According to the bond commissionerate, Halda Enterprise — a garment accessories importer — illegally moved elsewhere the imported raw materials that had been brought under the bond facilities and meant for bonded warehouse storing. The importer thus evaded paying Tk1.92 crore in customs duty.
Subsequently, the business entity filed a writ with the High Court challenging the tax claim. The writ is still pending in court even though eight years have passed, with the realisation of around Tk2 crore revenue caught in a legal quagmire.
Halda is just one example among many, since more than Tk4,792.14 crore is stuck in 9,283 cases filed by the Chattogram Customs House, Chattogram Customs, Excise & VAT Commissionerate and Chattogram Customs Bond Commissionerate.
The cases are awaiting disposal with the revenue officers, appellate tribunal, High Court and Appellate Division.

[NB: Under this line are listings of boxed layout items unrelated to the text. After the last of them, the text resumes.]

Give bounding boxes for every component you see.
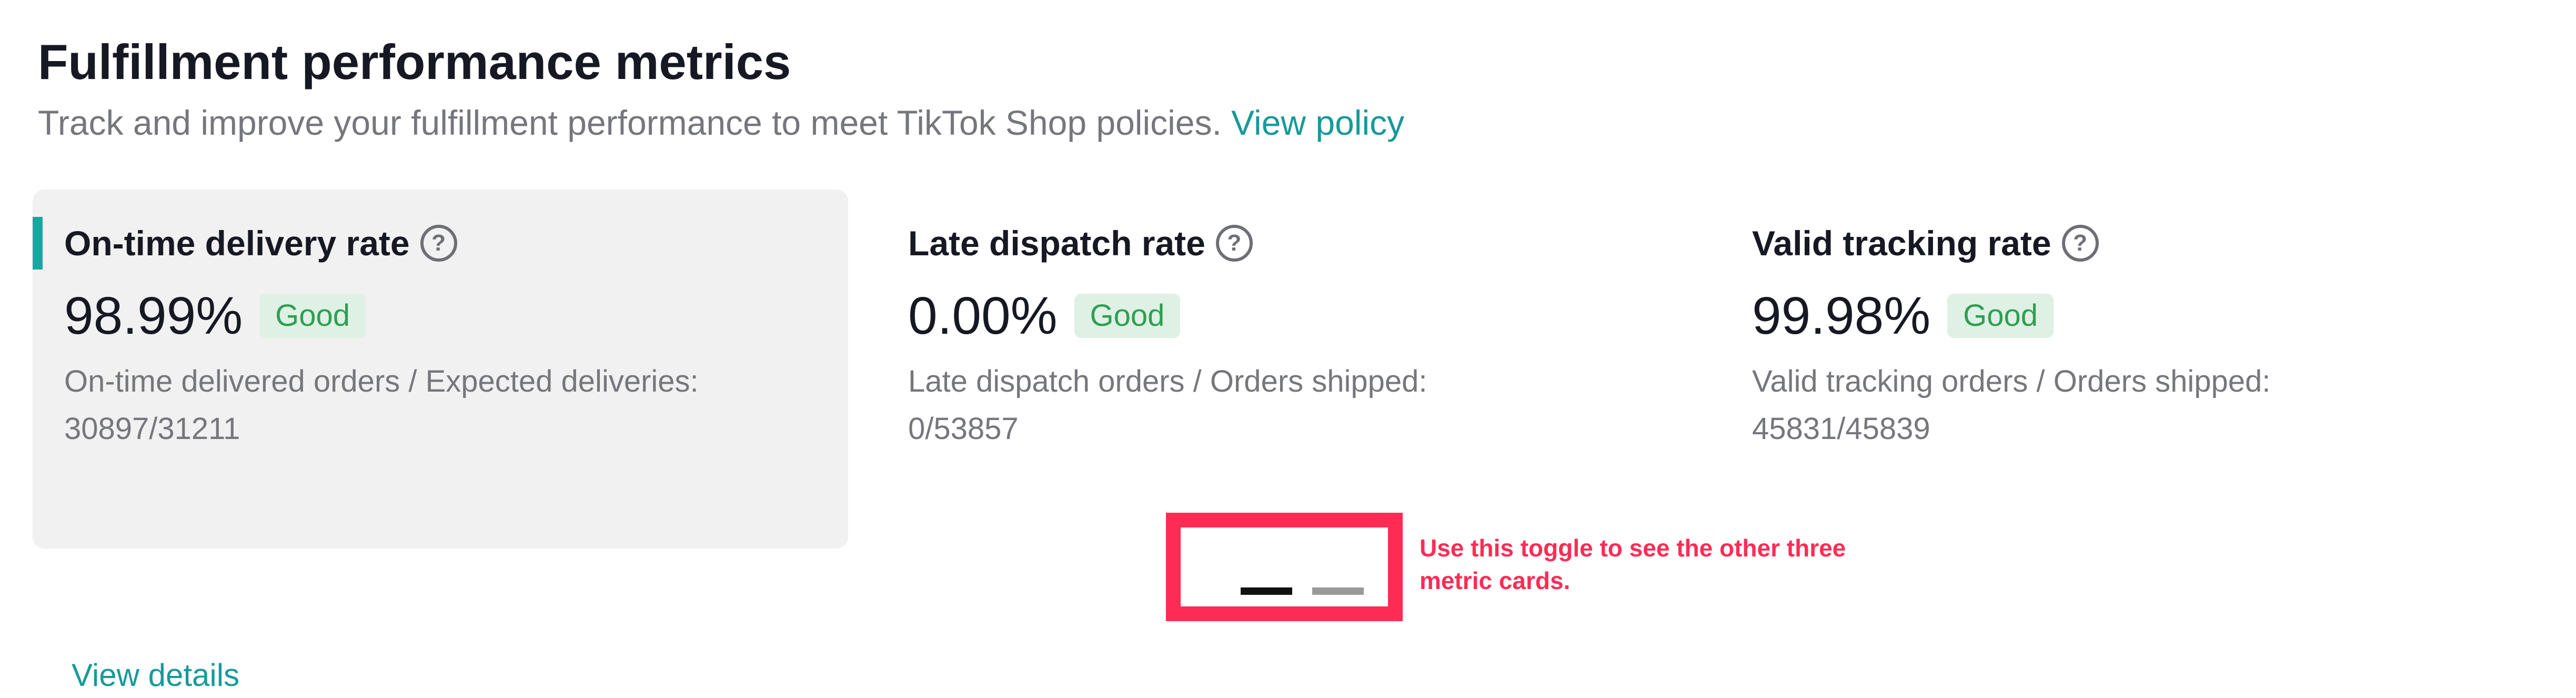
view-policy-link[interactable]: View policy bbox=[1231, 103, 1404, 142]
metric-card-on-time-delivery[interactable]: On-time delivery rate ? 98.99% Good On-t… bbox=[33, 190, 848, 693]
metric-card-valid-tracking[interactable]: Valid tracking rate ? 99.98% Good Valid … bbox=[1720, 190, 2536, 549]
status-badge: Good bbox=[1074, 294, 1181, 338]
metric-value: 0.00% bbox=[908, 286, 1058, 345]
status-badge: Good bbox=[1947, 294, 2054, 338]
page-subtitle: Track and improve your fulfillment perfo… bbox=[38, 99, 1404, 146]
active-indicator-bar bbox=[33, 217, 43, 270]
metric-value-row: 99.98% Good bbox=[1752, 284, 2054, 347]
metric-name: Valid tracking rate bbox=[1752, 224, 2051, 263]
metric-header: Late dispatch rate ? bbox=[908, 221, 1253, 265]
help-icon[interactable]: ? bbox=[1215, 225, 1253, 262]
metric-value: 98.99% bbox=[64, 286, 243, 345]
subtitle-text: Track and improve your fulfillment perfo… bbox=[38, 103, 1232, 142]
formula-value: 45831/45839 bbox=[1752, 412, 1930, 446]
formula-value: 0/53857 bbox=[908, 412, 1019, 446]
page: Fulfillment performance metrics Track an… bbox=[0, 0, 2576, 698]
formula-label: Late dispatch orders / Orders shipped: bbox=[908, 364, 1427, 398]
pagination-dot-page-2[interactable] bbox=[1312, 587, 1364, 595]
help-icon[interactable]: ? bbox=[2061, 225, 2099, 262]
metric-value-row: 0.00% Good bbox=[908, 284, 1181, 347]
metric-formula: Valid tracking orders / Orders shipped: … bbox=[1752, 358, 2270, 453]
formula-value: 30897/31211 bbox=[64, 412, 240, 446]
metric-formula: Late dispatch orders / Orders shipped: 0… bbox=[908, 358, 1427, 453]
formula-label: Valid tracking orders / Orders shipped: bbox=[1752, 364, 2271, 398]
metric-header: On-time delivery rate ? bbox=[64, 221, 457, 265]
pagination-toggle-highlight bbox=[1166, 513, 1403, 621]
metric-header: Valid tracking rate ? bbox=[1752, 221, 2099, 265]
metric-value: 99.98% bbox=[1752, 286, 1931, 345]
view-details-link[interactable]: View details bbox=[72, 657, 239, 693]
metric-formula: On-time delivered orders / Expected deli… bbox=[64, 358, 699, 453]
pagination-dot-page-1[interactable] bbox=[1241, 587, 1292, 595]
metric-card-late-dispatch[interactable]: Late dispatch rate ? 0.00% Good Late dis… bbox=[877, 190, 1692, 549]
status-badge: Good bbox=[259, 294, 366, 338]
annotation-note: Use this toggle to see the other three m… bbox=[1420, 534, 1846, 594]
help-icon[interactable]: ? bbox=[420, 225, 457, 262]
formula-label: On-time delivered orders / Expected deli… bbox=[64, 364, 699, 398]
page-title: Fulfillment performance metrics bbox=[38, 34, 791, 89]
metric-name: Late dispatch rate bbox=[908, 224, 1205, 263]
metric-value-row: 98.99% Good bbox=[64, 284, 366, 347]
metric-name: On-time delivery rate bbox=[64, 224, 410, 263]
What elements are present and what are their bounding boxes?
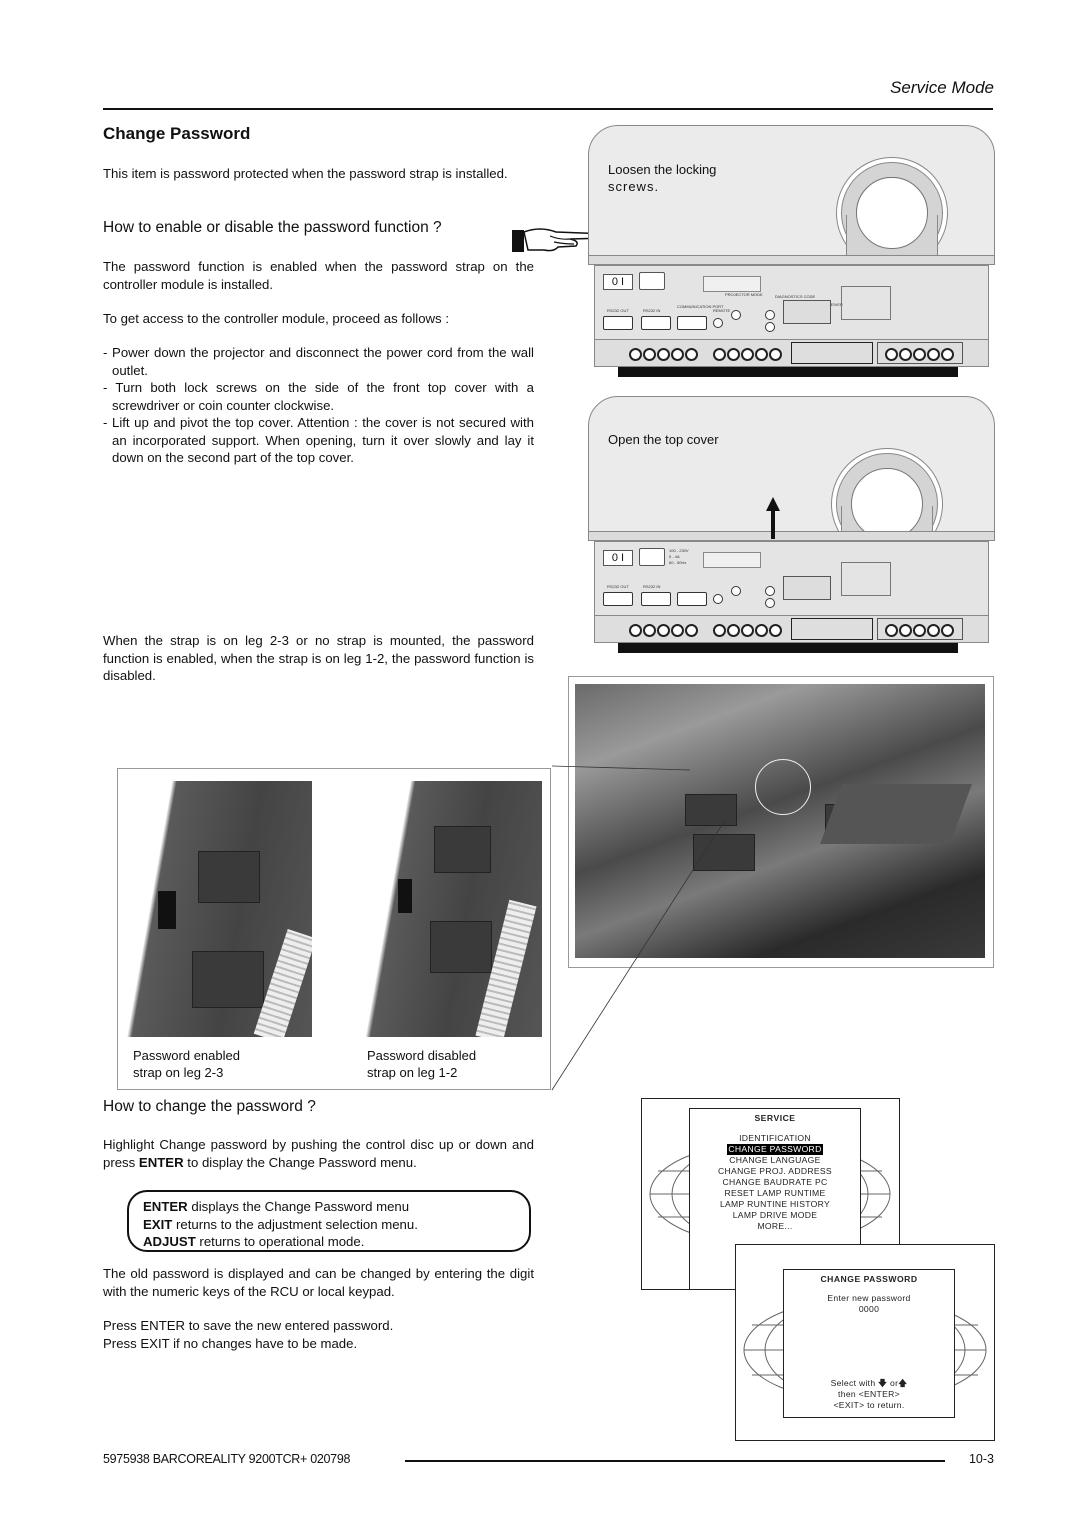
enable-paragraph-1: The password function is enabled when th… <box>103 259 534 292</box>
change-paragraph-1: Highlight Change password by pushing the… <box>103 1137 534 1170</box>
figure-caption: Open the top cover <box>608 432 719 447</box>
menu-item-change-password[interactable]: CHANGE PASSWORD <box>727 1144 823 1155</box>
rs232-in-port <box>641 316 671 330</box>
change-paragraph-3: Press ENTER to save the new entered pass… <box>103 1318 394 1333</box>
jumper-strap <box>158 891 176 929</box>
power-socket-icon <box>639 272 665 290</box>
strap-photos-frame: Password enabled strap on leg 2-3 Passwo… <box>117 768 551 1090</box>
menu-item-identification[interactable]: IDENTIFICATION <box>690 1133 860 1144</box>
rear-panel: 0 I 100 - 230V 5 - 4A 60 - 50Hz RS232 OU… <box>594 541 989 617</box>
power-socket-icon <box>639 548 665 566</box>
exit-hint: <EXIT> to return. <box>833 1400 905 1410</box>
change-password-menu: CHANGE PASSWORD Enter new password 0000 … <box>783 1269 955 1418</box>
rs232-in-port <box>641 592 671 606</box>
arrow-up-icon: 🡅 <box>898 1378 908 1388</box>
password-value-field[interactable]: 0000 <box>784 1304 954 1315</box>
menu-item-more[interactable]: MORE... <box>690 1221 860 1232</box>
list-item: - Lift up and pivot the top cover. Atten… <box>103 415 534 465</box>
section-title: Service Mode <box>890 78 994 97</box>
select-hint: Select with 🡇 or🡅 <box>830 1378 908 1388</box>
connector-row <box>594 615 989 643</box>
enable-section-heading: How to enable or disable the password fu… <box>103 219 442 236</box>
enable-paragraph-2: To get access to the controller module, … <box>103 311 449 326</box>
change-paragraph-2: The old password is displayed and can be… <box>103 1266 534 1299</box>
rs232-out-port <box>603 592 633 606</box>
callout-line-exit: EXIT returns to the adjustment selection… <box>143 1216 418 1232</box>
menu-item-change-language[interactable]: CHANGE LANGUAGE <box>690 1155 860 1166</box>
power-switch: 0 I <box>603 274 633 290</box>
list-item: - Turn both lock screws on the side of t… <box>103 380 534 413</box>
page-number: 10-3 <box>968 1452 994 1466</box>
connector-row <box>594 339 989 367</box>
footer-document-id: 5975938 BARCOREALITY 9200TCR+ 020798 <box>103 1452 351 1466</box>
menu-item-lamp-drive-mode[interactable]: LAMP DRIVE MODE <box>690 1210 860 1221</box>
lens-icon <box>851 468 923 540</box>
callout-line-enter: ENTER displays the Change Password menu <box>143 1199 410 1214</box>
projector-figure-open-cover: Open the top cover 0 I 100 - 230V 5 - 4A… <box>588 396 995 661</box>
callout-line-adjust: ADJUST returns to operational mode. <box>143 1234 365 1249</box>
intro-paragraph: This item is password protected when the… <box>103 166 508 181</box>
arrow-down-icon: 🡇 <box>878 1378 888 1388</box>
power-switch: 0 I <box>603 550 633 566</box>
page-title: Change Password <box>103 124 251 143</box>
menu-item-reset-lamp-runtime[interactable]: RESET LAMP RUNTIME <box>690 1188 860 1199</box>
communication-port <box>677 592 707 606</box>
caption-disabled: Password disabled strap on leg 1-2 <box>367 1048 477 1080</box>
communication-port <box>677 316 707 330</box>
jumper-strap <box>398 879 412 913</box>
caption-enabled: Password enabled strap on leg 2-3 <box>133 1048 240 1080</box>
projector-figure-loosen-screws: Loosen the locking screws. 0 I RS232 OUT… <box>588 125 995 385</box>
change-password-title: CHANGE PASSWORD <box>820 1274 918 1284</box>
rear-panel: 0 I RS232 OUT RS232 IN COMMUNICATION POR… <box>594 265 989 341</box>
jumper-highlight-circle <box>755 759 811 815</box>
figure-caption: Loosen the locking screws. <box>608 162 717 194</box>
steps-list: - Power down the projector and disconnec… <box>103 344 534 467</box>
list-item: - Power down the projector and disconnec… <box>103 345 534 378</box>
menu-item-change-baudrate-pc[interactable]: CHANGE BAUDRATE PC <box>690 1177 860 1188</box>
strap-note: When the strap is on leg 2-3 or no strap… <box>103 633 534 683</box>
change-paragraph-4: Press EXIT if no changes have to be made… <box>103 1336 358 1351</box>
key-callout-box: ENTER displays the Change Password menu … <box>127 1190 531 1252</box>
change-section-heading: How to change the password ? <box>103 1098 316 1115</box>
arrow-up-icon <box>766 497 780 539</box>
menu-item-lamp-runtime-history[interactable]: LAMP RUNTINE HISTORY <box>690 1199 860 1210</box>
enter-hint: then <ENTER> <box>838 1389 900 1399</box>
password-prompt: Enter new password <box>827 1293 911 1303</box>
footer-rule <box>405 1460 945 1462</box>
rs232-out-port <box>603 316 633 330</box>
photo-password-disabled <box>342 781 542 1037</box>
menu-item-change-proj-address[interactable]: CHANGE PROJ. ADDRESS <box>690 1166 860 1177</box>
service-menu-title: SERVICE <box>754 1113 796 1123</box>
header-rule <box>103 108 993 110</box>
photo-password-enabled <box>120 781 312 1037</box>
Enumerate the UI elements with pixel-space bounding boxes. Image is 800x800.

Trials in some of the cases have been ongoing for 15 to 25 years, while new customs disputes are added to the total number of lawsuits every year.
Top revenue officials have said businesses that resort to tax fraud often go to courts to delay the payments. The attitude results in long legal battles, with the cases mounting every year.
M Fakhrul Alam, chairman of Chattogram Customs House, said the national revenue board has proposed that the attorney general's office establish separate courts to settle customs disputes promptly.
"If the proposal gets the go-ahead, we will be able to cut into the case backlogs. The customs dedicated courts will be holding the hearings of multiple cases at a time," Fakhrul Alam said.
Mahbubul Alam, president of the Chattogram Chamber of Commerce and Industry, said businessmen also suffer due to the prolonged legal battles over customs disputes.
He said since the cases are not settled, businessmen have their money for advance tax getting stuck.
"Therefore, the cases should be disposed of promptly. This will benefit both the government and the business community," he commented.
Prof Md Salim Uddin, Chattogram University accounting teacher and also Islami Bank executive committee chairman, said:
"Many companies have their imported items released with bank guarantees. Earlier, there were irregularities in such cases as some businessmen showed the guarantees as fixed deposit receipts that would add interest if they could delay the customs payments."
The university teacher said prolonged legal battles over customs dues mostly benefit the businesses.
Akbar Hossain, commissioner of Chattogram Customs Excise and VAT Commissionerate, said a businessman can go up to the Appellate Division if he is not convinced by the decision of the VAT Commissionerate. And trials at the Vat Appellate Tribunal, then the High Court and ultimately at the Appellate Division prolong the disposal of cases.
Latifur Rahman Azim, first vice-president of the Bangladesh Garments Accessories & Packaging Manufacturers & Exporters Association, said the Chattogram bond commissionerate does not have an alternative dispute resolution (ADR) arrangement, though other customs offices have such ADR facilities.
"As a result, a businessman has no other option but to go to court if he is not convinced by the bond commissionerate customs claims," he added.
Contacted by The Business Standard, Halda Enterprise Managing Director Md Sarowar Alamgir said that the company is awaiting the HC verdict on the dispute.